La déconstruction a corrélativement pour ambition de dépasser les cloisonnements disciplinaires. Nombre de disciplines partagent le « thème » du langage sans en faire le même objet, sans donc parler de la même chose, et sans toujours s’en rendre compte. Souvent tenu pour acquis ou présupposé, leur croisement s’apparente à un monologue sans renouvellement réciproque des connaissances. Une interdisciplinarité qui ne soit ni confusion ni addition de points de vue est-elle possible [5]  ?

La déconstruction du langage peut être mise à l’épreuve par l’observation contrôlée de dissociations pathologiques. Par exemple, l’analyse des réponses d’aphasiques a permis tout autant de rectifier la théorie saussurienne de la valeur structurale que de montrer que tout dans le « langage » n’était pas atteint [6]. Mais ce sont tout autant les situations atypiques et problématiques qui permettent de mettre en évidence, par la négative, les conditions de fonctionnement du langage dans toutes ses dimensions. La clinique ne pourrait-elle pas devenir un mode de vérification des sciences humaines au sein d’une anthropologie clinique générale ?

Enfin, la déconstruction peut permettre de dépasser l’ambiguité qui consiste à confondre dans un même raisonnement, fondé mythiquement sur un seul mot, le langage, des faits qui relèvent de raisons multiples et différentes.

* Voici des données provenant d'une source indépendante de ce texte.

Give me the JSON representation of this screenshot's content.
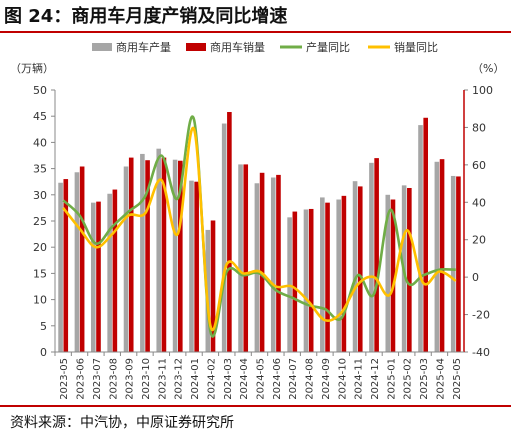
{
  "figure": {
    "title": "图 24：商用车月度产销及同比增速",
    "source": "资料来源：中汽协，中原证券研究所"
  },
  "chart_data": {
    "type": "bar",
    "y_left_label": "（万辆）",
    "y_right_label": "（%）",
    "y_left_range": [
      0,
      50
    ],
    "y_left_ticks": [
      0,
      5,
      10,
      15,
      20,
      25,
      30,
      35,
      40,
      45,
      50
    ],
    "y_right_range": [
      -40,
      100
    ],
    "y_right_ticks": [
      -40,
      -20,
      0,
      20,
      40,
      60,
      80,
      100
    ],
    "legend_position": "top",
    "grid": false,
    "categories": [
      "2023-05",
      "2023-06",
      "2023-07",
      "2023-08",
      "2023-09",
      "2023-10",
      "2023-11",
      "2023-12",
      "2024-01",
      "2024-02",
      "2024-03",
      "2024-04",
      "2024-05",
      "2024-06",
      "2024-07",
      "2024-08",
      "2024-09",
      "2024-10",
      "2024-11",
      "2024-12",
      "2025-01",
      "2025-02",
      "2025-03",
      "2025-04",
      "2025-05"
    ],
    "series": [
      {
        "name": "商用车产量",
        "type": "bar",
        "axis": "left",
        "color": "#a6a6a6",
        "values": [
          32.3,
          34.3,
          28.5,
          30.2,
          35.4,
          37.8,
          38.8,
          36.7,
          32.7,
          23.3,
          43.6,
          35.8,
          32.2,
          33.3,
          25.7,
          27.2,
          29.5,
          29.1,
          32.6,
          36.1,
          30.0,
          31.8,
          43.3,
          36.3,
          33.6
        ]
      },
      {
        "name": "商用车销量",
        "type": "bar",
        "axis": "left",
        "color": "#c00000",
        "values": [
          33.0,
          35.4,
          28.7,
          31.0,
          37.1,
          36.6,
          37.1,
          36.5,
          32.5,
          25.1,
          45.8,
          35.8,
          34.2,
          33.8,
          26.8,
          27.3,
          28.5,
          29.8,
          31.6,
          37.0,
          29.1,
          31.3,
          44.7,
          36.8,
          33.5
        ]
      },
      {
        "name": "产量同比",
        "type": "line",
        "axis": "right",
        "color": "#70ad47",
        "values": [
          41,
          33,
          18,
          27,
          35,
          43,
          65,
          42,
          84,
          -29,
          3,
          1,
          2,
          -7,
          -11,
          -15,
          -17,
          -22,
          1,
          -9,
          36,
          -2,
          1,
          4,
          4
        ]
      },
      {
        "name": "销量同比",
        "type": "line",
        "axis": "right",
        "color": "#ffc000",
        "values": [
          37,
          26,
          16,
          23,
          33,
          34,
          52,
          23,
          79,
          -26,
          7,
          2,
          3,
          -5,
          -5,
          -13,
          -23,
          -19,
          -4,
          0,
          -9,
          25,
          -3,
          3,
          -2
        ]
      }
    ]
  }
}
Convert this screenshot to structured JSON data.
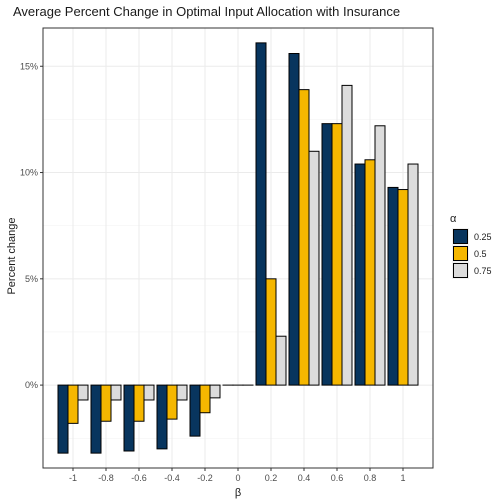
{
  "chart_data": {
    "type": "bar",
    "title": "Average Percent Change in Optimal Input Allocation with Insurance",
    "xlabel": "β",
    "ylabel": "Percent change",
    "categories": [
      "-1",
      "-0.8",
      "-0.6",
      "-0.4",
      "-0.2",
      "0",
      "0.2",
      "0.4",
      "0.6",
      "0.8",
      "1"
    ],
    "legend_title": "α",
    "legend_position": "right",
    "grid": true,
    "ylim": [
      -0.039,
      0.168
    ],
    "y_ticks": [
      0,
      0.05,
      0.1,
      0.15
    ],
    "y_tick_labels": [
      "0%",
      "5%",
      "10%",
      "15%"
    ],
    "series": [
      {
        "name": "0.25",
        "color": "#08355e",
        "values": [
          -0.032,
          -0.032,
          -0.031,
          -0.03,
          -0.024,
          0.0,
          0.161,
          0.156,
          0.123,
          0.104,
          0.093
        ]
      },
      {
        "name": "0.5",
        "color": "#f5b700",
        "values": [
          -0.018,
          -0.017,
          -0.017,
          -0.016,
          -0.013,
          0.0,
          0.05,
          0.139,
          0.123,
          0.106,
          0.092
        ]
      },
      {
        "name": "0.75",
        "color": "#dcdcdc",
        "values": [
          -0.007,
          -0.007,
          -0.007,
          -0.007,
          -0.006,
          0.0,
          0.023,
          0.11,
          0.141,
          0.122,
          0.104
        ]
      }
    ]
  }
}
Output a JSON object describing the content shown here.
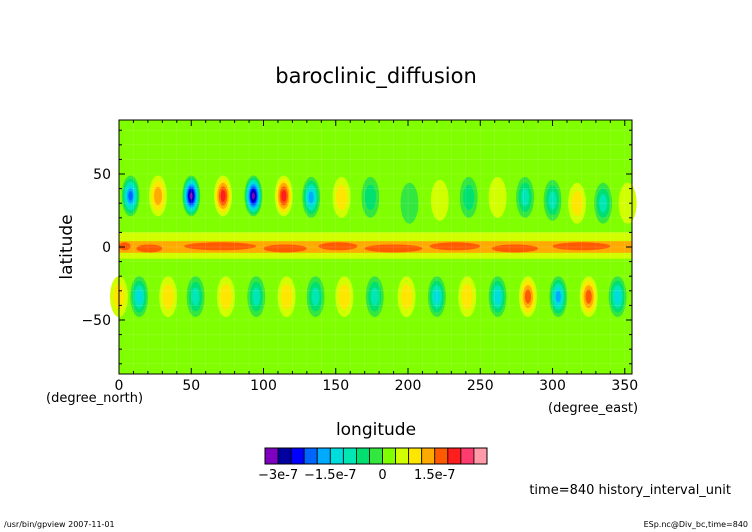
{
  "chart_data": {
    "type": "heatmap",
    "title": "baroclinic_diffusion",
    "xlabel": "longitude",
    "ylabel": "latitude",
    "x_unit": "(degree_east)",
    "y_unit": "(degree_north)",
    "xlim": [
      0,
      355
    ],
    "ylim": [
      -87,
      87
    ],
    "x_ticks": [
      "0",
      "50",
      "100",
      "150",
      "200",
      "250",
      "300",
      "350"
    ],
    "y_ticks": [
      "50",
      "0",
      "−50"
    ],
    "colorbar": {
      "labels": [
        "−3e-7",
        "−1.5e-7",
        "0",
        "1.5e-7"
      ],
      "label_values": [
        -3e-07,
        -1.5e-07,
        0,
        1.5e-07
      ],
      "colors": [
        "#7f00bf",
        "#0000a0",
        "#0000ff",
        "#0064ff",
        "#00aaff",
        "#00dddd",
        "#00e6b4",
        "#00e070",
        "#33e640",
        "#80ff00",
        "#d2ff00",
        "#ffe600",
        "#ffaa00",
        "#ff5a00",
        "#ff1e1e",
        "#ff3c6e",
        "#ff9aa8"
      ]
    },
    "background_value": 2.2e-08,
    "features": [
      {
        "kind": "cell",
        "lon": 8,
        "lat": 35,
        "value": -2e-07
      },
      {
        "kind": "cell",
        "lon": 27,
        "lat": 35,
        "value": 1.4e-07
      },
      {
        "kind": "cell",
        "lon": 50,
        "lat": 35,
        "value": -3.1e-07
      },
      {
        "kind": "cell",
        "lon": 72,
        "lat": 35,
        "value": 2e-07
      },
      {
        "kind": "cell",
        "lon": 93,
        "lat": 35,
        "value": -3.2e-07
      },
      {
        "kind": "cell",
        "lon": 114,
        "lat": 35,
        "value": 1.9e-07
      },
      {
        "kind": "cell",
        "lon": 133,
        "lat": 34,
        "value": -1.6e-07
      },
      {
        "kind": "cell",
        "lon": 154,
        "lat": 34,
        "value": 1e-07
      },
      {
        "kind": "cell",
        "lon": 174,
        "lat": 34,
        "value": -6e-08
      },
      {
        "kind": "cell",
        "lon": 201,
        "lat": 30,
        "value": -2e-08
      },
      {
        "kind": "cell",
        "lon": 222,
        "lat": 32,
        "value": 4e-08
      },
      {
        "kind": "cell",
        "lon": 242,
        "lat": 34,
        "value": -4e-08
      },
      {
        "kind": "cell",
        "lon": 262,
        "lat": 34,
        "value": 7e-08
      },
      {
        "kind": "cell",
        "lon": 281,
        "lat": 34,
        "value": -8e-08
      },
      {
        "kind": "cell",
        "lon": 300,
        "lat": 32,
        "value": -1e-07
      },
      {
        "kind": "cell",
        "lon": 317,
        "lat": 30,
        "value": 1e-07
      },
      {
        "kind": "cell",
        "lon": 335,
        "lat": 30,
        "value": -1e-07
      },
      {
        "kind": "cell",
        "lon": 352,
        "lat": 30,
        "value": 5e-08
      },
      {
        "kind": "cell",
        "lon": 0,
        "lat": -34,
        "value": 1e-07
      },
      {
        "kind": "cell",
        "lon": 14,
        "lat": -34,
        "value": -1.2e-07
      },
      {
        "kind": "cell",
        "lon": 34,
        "lat": -34,
        "value": 1e-07
      },
      {
        "kind": "cell",
        "lon": 53,
        "lat": -34,
        "value": -1e-07
      },
      {
        "kind": "cell",
        "lon": 74,
        "lat": -34,
        "value": 1e-07
      },
      {
        "kind": "cell",
        "lon": 95,
        "lat": -34,
        "value": -1.1e-07
      },
      {
        "kind": "cell",
        "lon": 116,
        "lat": -34,
        "value": 1e-07
      },
      {
        "kind": "cell",
        "lon": 136,
        "lat": -34,
        "value": -1.1e-07
      },
      {
        "kind": "cell",
        "lon": 156,
        "lat": -34,
        "value": 1e-07
      },
      {
        "kind": "cell",
        "lon": 177,
        "lat": -34,
        "value": -1.1e-07
      },
      {
        "kind": "cell",
        "lon": 199,
        "lat": -34,
        "value": 1e-07
      },
      {
        "kind": "cell",
        "lon": 220,
        "lat": -34,
        "value": -1.2e-07
      },
      {
        "kind": "cell",
        "lon": 241,
        "lat": -34,
        "value": 1.1e-07
      },
      {
        "kind": "cell",
        "lon": 262,
        "lat": -34,
        "value": -1.4e-07
      },
      {
        "kind": "cell",
        "lon": 283,
        "lat": -34,
        "value": 1.6e-07
      },
      {
        "kind": "cell",
        "lon": 304,
        "lat": -34,
        "value": -1.6e-07
      },
      {
        "kind": "cell",
        "lon": 325,
        "lat": -34,
        "value": 1.5e-07
      },
      {
        "kind": "cell",
        "lon": 345,
        "lat": -34,
        "value": -1.5e-07
      },
      {
        "kind": "band",
        "lon": [
          0,
          355
        ],
        "lat": [
          -8,
          10
        ],
        "value": 6e-08
      },
      {
        "kind": "band",
        "lon": [
          0,
          355
        ],
        "lat": [
          -4,
          4
        ],
        "value": 1.2e-07
      }
    ]
  },
  "annotations": {
    "time_label": "time=840 history_interval_unit",
    "footer_left": "/usr/bin/gpview   2007-11-01",
    "footer_right": "ESp.nc@Div_bc,time=840"
  }
}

Ne faudrait-il pas cesser finalement de parler de « langage » et reparler notamment, à nouveaux frais, de structuration ?

C’est à ces questionnements, que l’anthropologie clinique n’a cessé de poser, que nous souhaitons continuer d’apporter des réponses scientifiques et empiriques en ouvrant le débat dans ce numéro à tous les chercheurs concernés par la définition du « langage ».

Notes

[1Anne-Marie Houdebine, « La dilution de l’Objet », in Où en sont les sciences du langage dix ans après ?, BUSCILA, Paris, 1991.

[2Depuis sa création en 1984, les 24 numéros parus de la revue traitent de ces dimensions théorisées par Jean Gagnepain (1923-2006), linguiste et épistémologue. On pourra consulter les Leçons d’introduction à la théorie de la médiation, 1994, ouvrage de synthèse en accès libre qui explicite cette déconstruction en quatre registres d’analyse que l’être humain met en œuvre en « parlant » mais pas seulement.

[3Jean-Claude Quentel, Laurence Beaud, « La déconstruction du langage à travers la théorie de la médiation », Al-Lisaniyyat, 2008, pp.25-39. https://halshs.archives-ouvertes.fr/halshs-00909090/

[4Jean-Yves Dartiguenave, Jean-François Garnier, La fin d’un monde ? Essai sur la déraison naturaliste, PUR, 2014.

[5Jean-Claude Quentel, Les fondements des sciences humaines, Erès, 2007.

[6Hubert Guyard, Jean-Yves Urien, « Des troubles du langage à la pluralité des raisons », in Le Débat, n°140, 2006, 86-105.